Strajk na lotnisku zaczął się w środę wieczorem i biorą w nim udział pracownicy zajmujący się bagażami, osoby sprzątające samoloty, pracownicy ochrony, opiekunowie zajmujący się osobami na wózkach inwalidzkich, pracujący na terminalach. Wszyscy są pracownikami niezrzeszonymi w związkach zawodowych, zatrudnionymi przez podwykonawców, którzy pracują dla miasta i linii lotniczych.
"Lotniska napędzają ekonomicznie miasta. Nie ma co do tego wątpliwości" - powiedział Tom Balanoff, prezydent SEIU, Lokal 1. "Wiemy, że linie lotnicze są rentowne, rzeczywiście bardzo opłacalne. I tym powinny się dzielić".
Od godziny 10 wieczorem w środę pracownicy zaczęli opuszczać swoje miejsca pracy na 24 godziny. O'Hare jest jednym z 9 lotnisk, gdzie odbywają się 24-godzinne strajki.

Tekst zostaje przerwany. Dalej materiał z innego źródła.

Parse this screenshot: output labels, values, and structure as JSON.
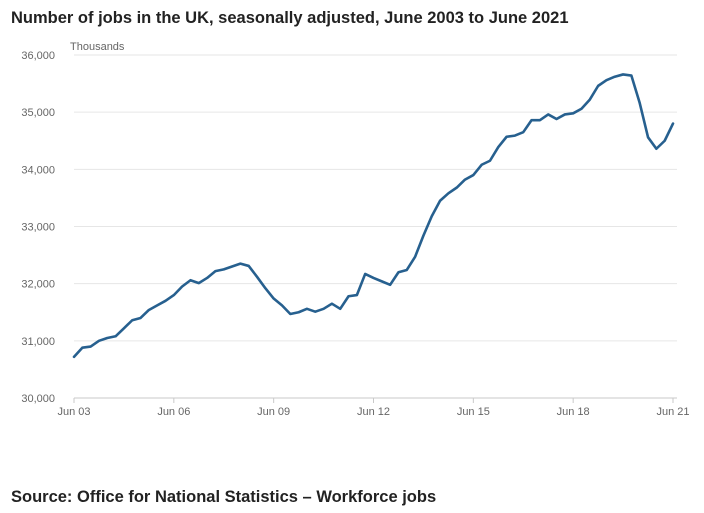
{
  "title": "Number of jobs in the UK, seasonally adjusted, June 2003 to June 2021",
  "source": "Source: Office for National Statistics – Workforce jobs",
  "colors": {
    "line": "#27608f",
    "grid": "#e6e6e6",
    "axis": "#c9c9c9",
    "text": "#222222"
  },
  "chart_data": {
    "type": "line",
    "title": "Number of jobs in the UK, seasonally adjusted, June 2003 to June 2021",
    "ylabel": "Thousands",
    "xlabel": "",
    "ylim": [
      30000,
      36000
    ],
    "yticks": [
      30000,
      31000,
      32000,
      33000,
      34000,
      35000,
      36000
    ],
    "ytick_labels": [
      "30,000",
      "31,000",
      "32,000",
      "33,000",
      "34,000",
      "35,000",
      "36,000"
    ],
    "xlim": [
      2003.25,
      2021.25
    ],
    "xticks": [
      2003.25,
      2006.25,
      2009.25,
      2012.25,
      2015.25,
      2018.25,
      2021.25
    ],
    "xtick_labels": [
      "Jun 03",
      "Jun 06",
      "Jun 09",
      "Jun 12",
      "Jun 15",
      "Jun 18",
      "Jun 21"
    ],
    "grid": true,
    "legend": "none",
    "series": [
      {
        "x": [
          2003.25,
          2003.5,
          2003.75,
          2004.0,
          2004.25,
          2004.5,
          2004.75,
          2005.0,
          2005.25,
          2005.5,
          2005.75,
          2006.0,
          2006.25,
          2006.5,
          2006.75,
          2007.0,
          2007.25,
          2007.5,
          2007.75,
          2008.0,
          2008.25,
          2008.5,
          2008.75,
          2009.0,
          2009.25,
          2009.5,
          2009.75,
          2010.0,
          2010.25,
          2010.5,
          2010.75,
          2011.0,
          2011.25,
          2011.5,
          2011.75,
          2012.0,
          2012.25,
          2012.5,
          2012.75,
          2013.0,
          2013.25,
          2013.5,
          2013.75,
          2014.0,
          2014.25,
          2014.5,
          2014.75,
          2015.0,
          2015.25,
          2015.5,
          2015.75,
          2016.0,
          2016.25,
          2016.5,
          2016.75,
          2017.0,
          2017.25,
          2017.5,
          2017.75,
          2018.0,
          2018.25,
          2018.5,
          2018.75,
          2019.0,
          2019.25,
          2019.5,
          2019.75,
          2020.0,
          2020.25,
          2020.5,
          2020.75,
          2021.0,
          2021.25
        ],
        "values": [
          30720,
          30880,
          30900,
          31000,
          31050,
          31080,
          31220,
          31360,
          31400,
          31540,
          31620,
          31700,
          31800,
          31950,
          32060,
          32010,
          32100,
          32220,
          32250,
          32300,
          32350,
          32310,
          32120,
          31920,
          31740,
          31620,
          31470,
          31500,
          31560,
          31510,
          31560,
          31650,
          31560,
          31780,
          31800,
          32170,
          32100,
          32040,
          31980,
          32200,
          32240,
          32470,
          32840,
          33180,
          33450,
          33580,
          33680,
          33820,
          33900,
          34080,
          34150,
          34390,
          34570,
          34590,
          34650,
          34860,
          34860,
          34960,
          34880,
          34960,
          34980,
          35060,
          35220,
          35460,
          35560,
          35620,
          35660,
          35640,
          35160,
          34560,
          34360,
          34500,
          34800
        ]
      }
    ]
  }
}
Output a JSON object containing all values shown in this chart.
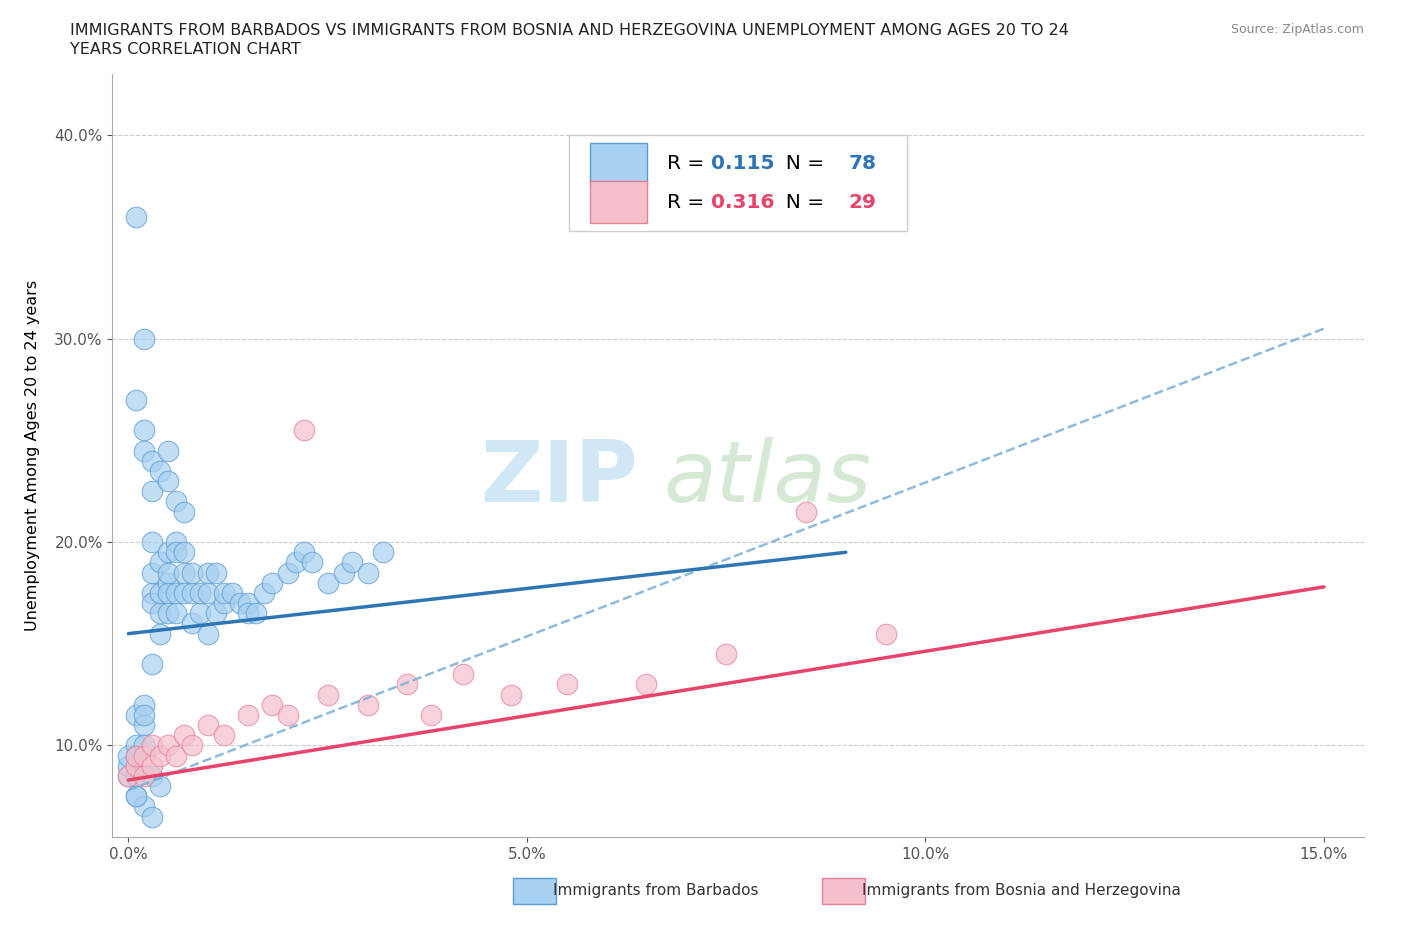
{
  "title_line1": "IMMIGRANTS FROM BARBADOS VS IMMIGRANTS FROM BOSNIA AND HERZEGOVINA UNEMPLOYMENT AMONG AGES 20 TO 24",
  "title_line2": "YEARS CORRELATION CHART",
  "source": "Source: ZipAtlas.com",
  "ylabel": "Unemployment Among Ages 20 to 24 years",
  "legend1_label": "Immigrants from Barbados",
  "legend2_label": "Immigrants from Bosnia and Herzegovina",
  "r1": "0.115",
  "n1": "78",
  "r2": "0.316",
  "n2": "29",
  "xlim": [
    -0.002,
    0.155
  ],
  "ylim": [
    0.055,
    0.43
  ],
  "xticks": [
    0.0,
    0.05,
    0.1,
    0.15
  ],
  "xtick_labels": [
    "0.0%",
    "5.0%",
    "10.0%",
    "15.0%"
  ],
  "yticks": [
    0.1,
    0.2,
    0.3,
    0.4
  ],
  "ytick_labels": [
    "10.0%",
    "20.0%",
    "30.0%",
    "40.0%"
  ],
  "color_blue_fill": "#a8d0f0",
  "color_blue_edge": "#5b9bd5",
  "color_blue_line": "#2e75b6",
  "color_pink_fill": "#f5c0cc",
  "color_pink_edge": "#e88096",
  "color_pink_line": "#e8436a",
  "color_dashed": "#7ab0d8",
  "blue_line_x0": 0.0,
  "blue_line_y0": 0.155,
  "blue_line_x1": 0.09,
  "blue_line_y1": 0.195,
  "pink_line_x0": 0.0,
  "pink_line_y0": 0.083,
  "pink_line_x1": 0.15,
  "pink_line_y1": 0.178,
  "dash_line_x0": 0.0,
  "dash_line_y0": 0.078,
  "dash_line_x1": 0.15,
  "dash_line_y1": 0.305,
  "barbados_x": [
    0.0,
    0.0,
    0.0,
    0.001,
    0.001,
    0.001,
    0.001,
    0.002,
    0.002,
    0.002,
    0.002,
    0.003,
    0.003,
    0.003,
    0.003,
    0.003,
    0.004,
    0.004,
    0.004,
    0.004,
    0.005,
    0.005,
    0.005,
    0.005,
    0.005,
    0.006,
    0.006,
    0.006,
    0.006,
    0.007,
    0.007,
    0.007,
    0.008,
    0.008,
    0.008,
    0.009,
    0.009,
    0.01,
    0.01,
    0.01,
    0.011,
    0.011,
    0.012,
    0.012,
    0.013,
    0.014,
    0.015,
    0.015,
    0.016,
    0.017,
    0.018,
    0.02,
    0.021,
    0.022,
    0.023,
    0.025,
    0.027,
    0.028,
    0.03,
    0.032,
    0.001,
    0.002,
    0.002,
    0.003,
    0.003,
    0.004,
    0.005,
    0.005,
    0.006,
    0.007,
    0.001,
    0.002,
    0.003,
    0.004,
    0.001,
    0.002,
    0.003,
    0.001
  ],
  "barbados_y": [
    0.085,
    0.09,
    0.095,
    0.1,
    0.095,
    0.115,
    0.085,
    0.12,
    0.11,
    0.115,
    0.1,
    0.14,
    0.175,
    0.185,
    0.2,
    0.17,
    0.155,
    0.165,
    0.19,
    0.175,
    0.18,
    0.175,
    0.195,
    0.185,
    0.165,
    0.2,
    0.165,
    0.195,
    0.175,
    0.185,
    0.195,
    0.175,
    0.175,
    0.185,
    0.16,
    0.165,
    0.175,
    0.155,
    0.185,
    0.175,
    0.165,
    0.185,
    0.17,
    0.175,
    0.175,
    0.17,
    0.17,
    0.165,
    0.165,
    0.175,
    0.18,
    0.185,
    0.19,
    0.195,
    0.19,
    0.18,
    0.185,
    0.19,
    0.185,
    0.195,
    0.27,
    0.255,
    0.245,
    0.225,
    0.24,
    0.235,
    0.245,
    0.23,
    0.22,
    0.215,
    0.36,
    0.3,
    0.085,
    0.08,
    0.075,
    0.07,
    0.065,
    0.075
  ],
  "bosnia_x": [
    0.0,
    0.001,
    0.001,
    0.002,
    0.002,
    0.003,
    0.003,
    0.004,
    0.005,
    0.006,
    0.007,
    0.008,
    0.01,
    0.012,
    0.015,
    0.018,
    0.02,
    0.022,
    0.025,
    0.03,
    0.035,
    0.038,
    0.042,
    0.048,
    0.055,
    0.065,
    0.075,
    0.085,
    0.095
  ],
  "bosnia_y": [
    0.085,
    0.09,
    0.095,
    0.085,
    0.095,
    0.09,
    0.1,
    0.095,
    0.1,
    0.095,
    0.105,
    0.1,
    0.11,
    0.105,
    0.115,
    0.12,
    0.115,
    0.255,
    0.125,
    0.12,
    0.13,
    0.115,
    0.135,
    0.125,
    0.13,
    0.13,
    0.145,
    0.215,
    0.155
  ]
}
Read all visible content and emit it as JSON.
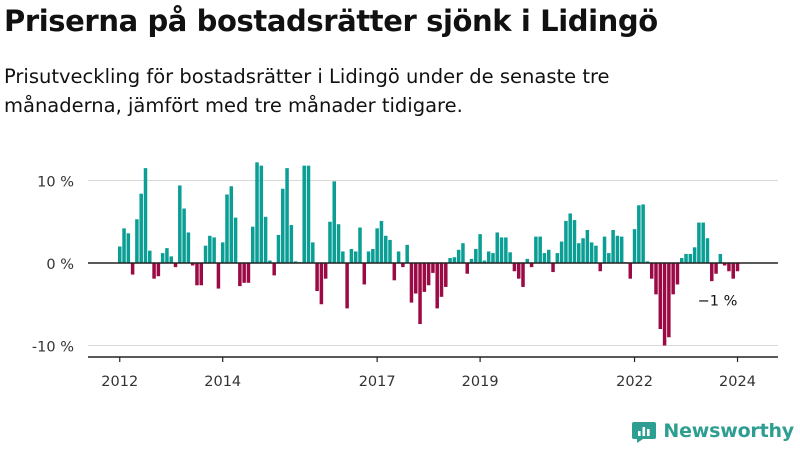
{
  "title": "Priserna på bostadsrätter sjönk i Lidingö",
  "subtitle": "Prisutveckling för bostadsrätter i Lidingö under de senaste tre månaderna, jämfört med tre månader tidigare.",
  "brand": {
    "name": "Newsworthy",
    "color": "#2d9e91",
    "icon": "newsworthy-logo-icon"
  },
  "chart_data": {
    "type": "bar",
    "x_start": "2012-01",
    "y_unit": "%",
    "ylim": [
      -12,
      14
    ],
    "yticks": [
      10,
      0,
      -10
    ],
    "ytick_labels": [
      "10 %",
      "0 %",
      "-10 %"
    ],
    "xticks": [
      "2012",
      "2014",
      "2017",
      "2019",
      "2022",
      "2024"
    ],
    "grid": true,
    "colors": {
      "positive": "#0a9e94",
      "negative": "#9b0a45"
    },
    "annotation": {
      "text": "−1 %",
      "target": "last"
    },
    "values": [
      2,
      4.2,
      3.6,
      -1.4,
      5.3,
      8.4,
      11.5,
      1.5,
      -1.9,
      -1.6,
      1.2,
      1.8,
      0.8,
      -0.5,
      9.4,
      6.6,
      3.7,
      -0.3,
      -2.7,
      -2.7,
      2.1,
      3.3,
      3.1,
      -3.1,
      2.5,
      8.3,
      9.3,
      5.5,
      -2.8,
      -2.4,
      -2.4,
      4.4,
      12.2,
      11.8,
      5.6,
      0.3,
      -1.5,
      3.4,
      9,
      11.5,
      4.6,
      0.2,
      0.1,
      11.8,
      11.8,
      2.5,
      -3.4,
      -5,
      -1.9,
      5,
      9.9,
      4.7,
      1.4,
      -5.5,
      1.7,
      1.4,
      4.3,
      -2.6,
      1.4,
      1.7,
      4.2,
      5.1,
      3.3,
      2.8,
      -2.1,
      1.4,
      -0.5,
      2.2,
      -4.8,
      -3.7,
      -7.4,
      -3.5,
      -2.7,
      -1.2,
      -5.5,
      -4.1,
      -2.9,
      0.6,
      0.7,
      1.6,
      2.4,
      -1.3,
      0.5,
      1.7,
      3.5,
      0.3,
      1.4,
      1.2,
      3.7,
      3.1,
      3.1,
      1.3,
      -1,
      -1.9,
      -2.9,
      0.5,
      -0.5,
      3.2,
      3.2,
      1.2,
      1.6,
      -1.1,
      1.2,
      2.6,
      5.1,
      6,
      5.2,
      2.4,
      3,
      4,
      2.5,
      2.1,
      -1,
      3.2,
      1.2,
      4,
      3.3,
      3.2,
      0.1,
      -1.9,
      4.1,
      7,
      7.1,
      0.2,
      -1.9,
      -3.8,
      -8,
      -10,
      -9,
      -3.8,
      -2.6,
      0.6,
      1.1,
      1.1,
      1.9,
      4.9,
      4.9,
      3,
      -2.2,
      -1.3,
      1.1,
      -0.3,
      -1,
      -1.9,
      -1
    ]
  }
}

Robotnicy domagają się świadczeń i wyższych zarobków. Ich zarobki wahają się od mniej niż $13/godzinę do mniej niż 7 dolarów na godzinę dla opiekunów osób niepełnosprawnych.
Strajkujący chcą również lepszych szkoleń w zakresie bezpieczeństwa, zwłaszcza w obliczu ataków terrorystycznych, które miały ostatnio miejsce w Brukseli.
Władze O'Hare zapewniają, że na lotnisku nie będzie żadnych przerw w obsłudze, chociaż to właśnie strajkujący pracownicy odgrywają rolę w sprawnym funkcjonowaniu całego lotniska.
W swoim oświadczeniu Chicagowski Departament Lotnictwa powiedział, że nie przewiduje żadnego wpływu na działalność portów lotniczych. "Będziemy kontynuować wysiłki, zapewniając, że porty lotnicze w Chicago są bezpieczne dla naszych pasażerów i pracowników, jednocześnie skupiając się nad ulepszeniem jakości usług".
Pracownicy, którzy opuszczą miejsca pracy, są zatrudnieni przez trzy firmy: Universal Security, Prospect Airport Services i Scrub, Inc. Wiadomości zostawione tym spółkom pozostały bez odpowiedzi.